Winter's Toll, Part 1: Car Damage

As we continue to dig out from and clean up after the record-setting snowfall in northern Virginia, we're starting to uncover the damage done by the storm.  It's too early to say how our plants will come out; one of the blueberry bushes is still completely buried, as are several of our holly bushes, though at least two are toast, completely demolished by the weight of the snow.  More on that later, and with pictures (I promise!).

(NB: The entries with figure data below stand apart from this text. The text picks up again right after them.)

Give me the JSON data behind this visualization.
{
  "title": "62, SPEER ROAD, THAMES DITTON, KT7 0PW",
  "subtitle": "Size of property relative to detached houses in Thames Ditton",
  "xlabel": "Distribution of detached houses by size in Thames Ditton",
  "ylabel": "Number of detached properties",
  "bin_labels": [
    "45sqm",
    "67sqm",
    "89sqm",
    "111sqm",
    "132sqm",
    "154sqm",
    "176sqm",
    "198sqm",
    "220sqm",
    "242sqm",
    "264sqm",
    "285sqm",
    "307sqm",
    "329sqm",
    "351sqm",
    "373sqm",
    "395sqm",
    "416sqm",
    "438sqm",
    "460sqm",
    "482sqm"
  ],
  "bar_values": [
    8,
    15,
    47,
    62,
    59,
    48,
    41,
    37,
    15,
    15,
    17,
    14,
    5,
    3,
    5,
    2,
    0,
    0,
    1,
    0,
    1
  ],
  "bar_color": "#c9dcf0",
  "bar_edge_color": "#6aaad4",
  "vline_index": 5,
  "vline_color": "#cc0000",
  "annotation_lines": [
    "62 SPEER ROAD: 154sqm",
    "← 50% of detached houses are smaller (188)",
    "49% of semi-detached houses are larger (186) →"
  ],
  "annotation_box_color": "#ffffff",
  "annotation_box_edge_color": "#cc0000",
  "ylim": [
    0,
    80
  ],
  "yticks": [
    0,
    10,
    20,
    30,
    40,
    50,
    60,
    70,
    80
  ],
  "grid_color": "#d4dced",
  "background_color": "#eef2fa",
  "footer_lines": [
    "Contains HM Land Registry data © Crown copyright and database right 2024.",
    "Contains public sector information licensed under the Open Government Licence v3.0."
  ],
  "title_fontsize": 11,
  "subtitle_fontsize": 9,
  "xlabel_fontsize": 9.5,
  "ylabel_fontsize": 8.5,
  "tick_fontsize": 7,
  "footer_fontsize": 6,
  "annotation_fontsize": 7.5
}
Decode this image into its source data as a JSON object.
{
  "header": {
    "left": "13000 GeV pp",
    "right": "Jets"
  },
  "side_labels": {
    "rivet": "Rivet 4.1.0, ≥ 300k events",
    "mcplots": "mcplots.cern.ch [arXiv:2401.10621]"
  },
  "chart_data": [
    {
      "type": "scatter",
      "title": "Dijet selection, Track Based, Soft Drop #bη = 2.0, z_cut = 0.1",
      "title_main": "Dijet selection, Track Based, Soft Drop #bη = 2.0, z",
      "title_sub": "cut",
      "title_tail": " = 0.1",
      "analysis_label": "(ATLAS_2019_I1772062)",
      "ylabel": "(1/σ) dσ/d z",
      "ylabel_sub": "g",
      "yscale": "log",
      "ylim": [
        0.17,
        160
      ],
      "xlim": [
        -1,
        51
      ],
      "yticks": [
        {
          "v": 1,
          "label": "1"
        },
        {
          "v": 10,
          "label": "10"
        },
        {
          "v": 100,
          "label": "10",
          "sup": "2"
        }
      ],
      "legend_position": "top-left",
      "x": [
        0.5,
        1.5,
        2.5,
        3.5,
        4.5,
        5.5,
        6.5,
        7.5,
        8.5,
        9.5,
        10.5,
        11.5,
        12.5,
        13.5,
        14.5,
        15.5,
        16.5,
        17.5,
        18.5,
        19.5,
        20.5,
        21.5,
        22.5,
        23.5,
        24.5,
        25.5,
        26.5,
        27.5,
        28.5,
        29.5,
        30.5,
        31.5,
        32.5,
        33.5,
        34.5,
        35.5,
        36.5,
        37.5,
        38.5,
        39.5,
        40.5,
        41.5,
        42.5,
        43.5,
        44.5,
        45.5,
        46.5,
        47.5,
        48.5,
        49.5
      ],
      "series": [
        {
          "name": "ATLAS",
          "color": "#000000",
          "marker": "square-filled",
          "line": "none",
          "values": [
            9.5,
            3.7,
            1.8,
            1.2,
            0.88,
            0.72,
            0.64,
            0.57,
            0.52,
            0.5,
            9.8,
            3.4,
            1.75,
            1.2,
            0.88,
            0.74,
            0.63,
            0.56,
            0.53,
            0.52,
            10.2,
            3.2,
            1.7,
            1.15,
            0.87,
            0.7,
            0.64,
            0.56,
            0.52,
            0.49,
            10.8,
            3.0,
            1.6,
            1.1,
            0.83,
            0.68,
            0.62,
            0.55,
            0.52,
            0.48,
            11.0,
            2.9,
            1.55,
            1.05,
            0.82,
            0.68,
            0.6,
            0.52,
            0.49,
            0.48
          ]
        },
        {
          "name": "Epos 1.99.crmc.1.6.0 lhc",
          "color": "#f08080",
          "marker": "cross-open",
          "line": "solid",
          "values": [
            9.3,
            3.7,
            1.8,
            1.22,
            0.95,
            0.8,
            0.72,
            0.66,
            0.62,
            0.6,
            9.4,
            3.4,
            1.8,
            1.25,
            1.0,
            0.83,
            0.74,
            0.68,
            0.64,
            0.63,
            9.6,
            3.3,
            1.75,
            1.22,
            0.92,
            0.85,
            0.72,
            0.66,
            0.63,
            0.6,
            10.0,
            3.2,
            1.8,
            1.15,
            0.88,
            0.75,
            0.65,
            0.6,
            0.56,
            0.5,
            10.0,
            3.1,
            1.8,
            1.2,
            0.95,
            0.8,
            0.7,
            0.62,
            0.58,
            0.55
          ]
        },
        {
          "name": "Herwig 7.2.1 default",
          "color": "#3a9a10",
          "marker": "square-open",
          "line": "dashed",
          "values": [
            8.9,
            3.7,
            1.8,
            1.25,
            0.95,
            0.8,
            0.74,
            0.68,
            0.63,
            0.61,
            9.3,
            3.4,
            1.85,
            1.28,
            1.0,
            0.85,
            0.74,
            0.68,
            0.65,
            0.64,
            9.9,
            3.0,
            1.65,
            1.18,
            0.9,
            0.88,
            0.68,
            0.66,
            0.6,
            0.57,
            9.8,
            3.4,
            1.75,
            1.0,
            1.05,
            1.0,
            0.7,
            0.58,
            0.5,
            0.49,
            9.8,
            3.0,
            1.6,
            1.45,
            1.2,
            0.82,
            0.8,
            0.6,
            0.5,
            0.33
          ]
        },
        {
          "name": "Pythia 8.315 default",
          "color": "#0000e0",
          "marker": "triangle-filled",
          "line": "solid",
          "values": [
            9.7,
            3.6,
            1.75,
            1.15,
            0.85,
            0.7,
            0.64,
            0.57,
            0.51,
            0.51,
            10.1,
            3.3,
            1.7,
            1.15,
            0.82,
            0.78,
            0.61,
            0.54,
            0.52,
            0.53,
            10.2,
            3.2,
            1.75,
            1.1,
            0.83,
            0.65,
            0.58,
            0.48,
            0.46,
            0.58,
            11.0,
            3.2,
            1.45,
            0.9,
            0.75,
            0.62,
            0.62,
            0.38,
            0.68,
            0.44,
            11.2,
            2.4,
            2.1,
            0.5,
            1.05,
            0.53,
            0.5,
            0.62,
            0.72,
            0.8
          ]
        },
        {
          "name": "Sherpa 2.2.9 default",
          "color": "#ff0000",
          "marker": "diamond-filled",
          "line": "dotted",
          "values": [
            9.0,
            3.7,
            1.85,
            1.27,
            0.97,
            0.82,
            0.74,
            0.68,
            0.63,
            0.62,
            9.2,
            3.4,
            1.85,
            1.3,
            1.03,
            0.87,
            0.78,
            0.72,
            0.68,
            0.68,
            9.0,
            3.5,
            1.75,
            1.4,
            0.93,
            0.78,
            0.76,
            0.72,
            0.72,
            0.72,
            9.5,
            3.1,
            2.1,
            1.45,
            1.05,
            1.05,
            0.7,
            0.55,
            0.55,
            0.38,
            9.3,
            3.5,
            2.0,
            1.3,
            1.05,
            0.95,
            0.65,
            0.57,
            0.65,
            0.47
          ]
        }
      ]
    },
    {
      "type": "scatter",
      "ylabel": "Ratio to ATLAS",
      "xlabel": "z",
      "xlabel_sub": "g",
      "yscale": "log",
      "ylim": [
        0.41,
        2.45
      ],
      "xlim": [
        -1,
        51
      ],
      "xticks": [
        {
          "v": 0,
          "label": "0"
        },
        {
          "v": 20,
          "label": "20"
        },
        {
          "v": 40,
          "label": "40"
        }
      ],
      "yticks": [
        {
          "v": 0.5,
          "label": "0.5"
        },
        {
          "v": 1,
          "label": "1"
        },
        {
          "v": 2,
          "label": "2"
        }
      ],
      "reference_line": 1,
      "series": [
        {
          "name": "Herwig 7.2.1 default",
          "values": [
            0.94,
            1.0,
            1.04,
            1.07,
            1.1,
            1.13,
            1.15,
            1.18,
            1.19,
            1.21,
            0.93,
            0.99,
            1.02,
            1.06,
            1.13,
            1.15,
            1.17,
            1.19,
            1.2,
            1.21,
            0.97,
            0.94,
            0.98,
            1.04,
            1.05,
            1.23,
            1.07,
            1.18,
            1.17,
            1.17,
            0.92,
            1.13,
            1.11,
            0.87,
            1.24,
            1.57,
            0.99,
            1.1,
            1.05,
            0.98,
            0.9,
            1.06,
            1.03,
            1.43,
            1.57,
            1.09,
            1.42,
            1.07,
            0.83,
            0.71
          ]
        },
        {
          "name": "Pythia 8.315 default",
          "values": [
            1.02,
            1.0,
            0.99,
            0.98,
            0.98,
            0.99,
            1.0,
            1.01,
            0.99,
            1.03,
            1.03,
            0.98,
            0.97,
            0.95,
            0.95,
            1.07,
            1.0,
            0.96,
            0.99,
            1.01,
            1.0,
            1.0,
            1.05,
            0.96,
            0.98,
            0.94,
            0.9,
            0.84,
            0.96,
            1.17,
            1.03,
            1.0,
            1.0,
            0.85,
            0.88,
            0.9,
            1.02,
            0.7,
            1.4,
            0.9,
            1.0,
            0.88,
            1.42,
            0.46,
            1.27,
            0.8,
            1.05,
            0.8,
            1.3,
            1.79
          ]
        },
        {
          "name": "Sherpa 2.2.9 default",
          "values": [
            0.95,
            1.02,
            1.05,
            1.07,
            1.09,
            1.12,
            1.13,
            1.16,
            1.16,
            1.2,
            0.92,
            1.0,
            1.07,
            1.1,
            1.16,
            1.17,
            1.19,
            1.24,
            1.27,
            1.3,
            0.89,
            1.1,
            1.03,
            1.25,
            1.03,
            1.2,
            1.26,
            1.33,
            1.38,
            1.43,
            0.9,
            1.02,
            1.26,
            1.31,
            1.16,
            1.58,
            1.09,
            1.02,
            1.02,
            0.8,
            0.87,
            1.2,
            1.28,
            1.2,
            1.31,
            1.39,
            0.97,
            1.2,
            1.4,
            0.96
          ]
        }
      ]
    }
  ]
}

But first, I'm a bit annoyed at the amount of damage done to my car by this weather.  I'm not talking just about the corrosion from road salt; that's an issue, to be sure, but a minor one compared to a few other problems wrought by the snow.

First, I've got some sort of exhaust leak; my guess is incredibly bumpy roads--rutted sheets of solid ice, mostly--knocked something loose somewhere between the exhaust manifold and the catalytic converter.  (Because the upstream and downstream oxygen sensors read normally, I don't think the leak is after the converter.)  Also, those jarring, potholed, ice-sheet-rutted roads have done a number on my shocks and suspension, too; my car used to ride very smoothly, but now you feel every single bump in the road.  I'm not going to contemplate what's been done to my alignment; I'm afraid I'd go on an undeserved rant about VDOT and mail them a bill.

Next, because of some idiot the other day who refused to pull even remotely to the side of the road--and forced me to plow into a snowbank to avoid a head-on collision--there's a big panel that runs inside one wheel well which is completely wrecked.  Best I can figure, going up on that snow mound snapped the plastic panel along its front edge--luckily, the body panels around it seem fine.  But that plastic panel has been rubbing against something and getting hot enough to melt in places (that's how I discovered the damage to begin with: the day after said idiot ran me off the road, I smelled burning plastic after a drive).

At least the sound I thought was a possible wheel bearing issue has gone away in wake of the weather.  Some Forester experts suggested it was actually the backing plate for the disc brake causing the sound, due to uneven rust.  I guess all this bouncing around knocked the rust free.

Next up: a look at our poor plants.  We put backbreaking effort into our landscaping last year, and I'm afraid of what I'll see as the still-more-than-18-inches of snow melts away.